The company's premies were located in "narrow, early eighteenth-century premises" at the corner of Green and Trinity Streets.
John Deighton became a major publisher for Cambridge University and a binder for the University Library. He also gained a reputation as a book retailer with a "remarkable ability to supply foreign books, even in time of war".
In the years 1813-1827 the firm was operated as a partnership between the founder and his two sons, John Deighton the younger (1791-1854) and Joseph Jonathan Deighton (1792-1848), trading as John Deighton & Sons. Following the elder John Deighton's retirement in 1827, the firm traded as J. & J. J. Deighton. Beginning in 1848, following Joseph's death, the firm traded as J. Deighton.
In 1854 the firm was acquired by the educational publisher George Bell of George Bell & Sons, following which it became known as Deighton, Bell, and Company.

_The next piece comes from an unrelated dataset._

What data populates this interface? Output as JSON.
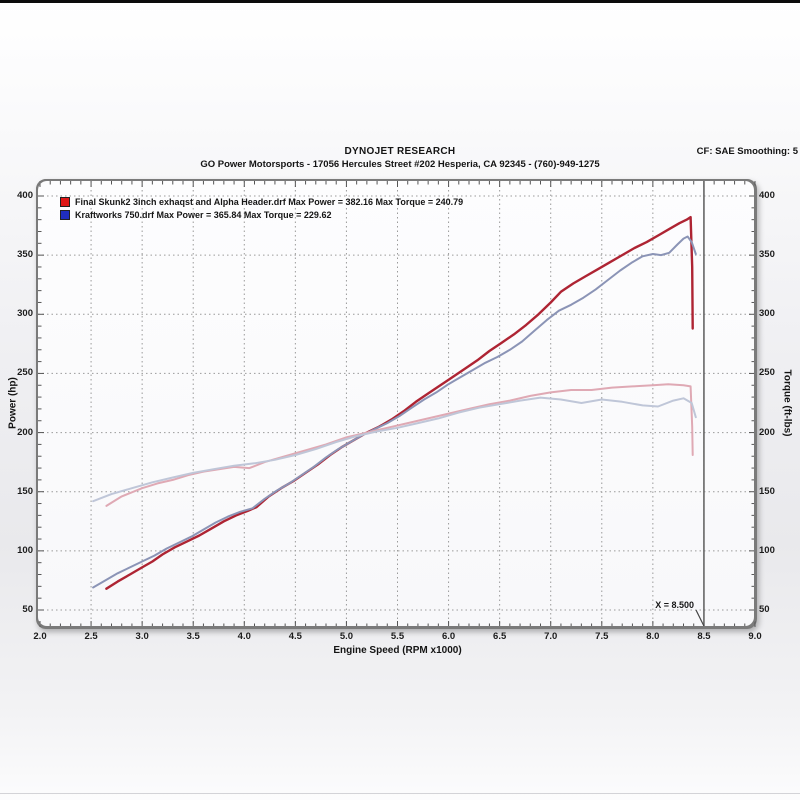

In 1876 it was publishing, jointly with George Bell & Sons and Whittaker & Co., a number of textbook series. During the twentieth century the firm concentrated mainly on bookselling of both new and secondhand books. While its publishing activities had mostly ceased, in 1932 the firm published and distributed F. R. Leavis's literary quarterly Scrutiny. From 1967 the firm devoted itself exclusively to antiquarian bookselling. In 1987 Deighton, Bell, and Co. was acquired by Heffers, which was in turn taken over by Blackwell's.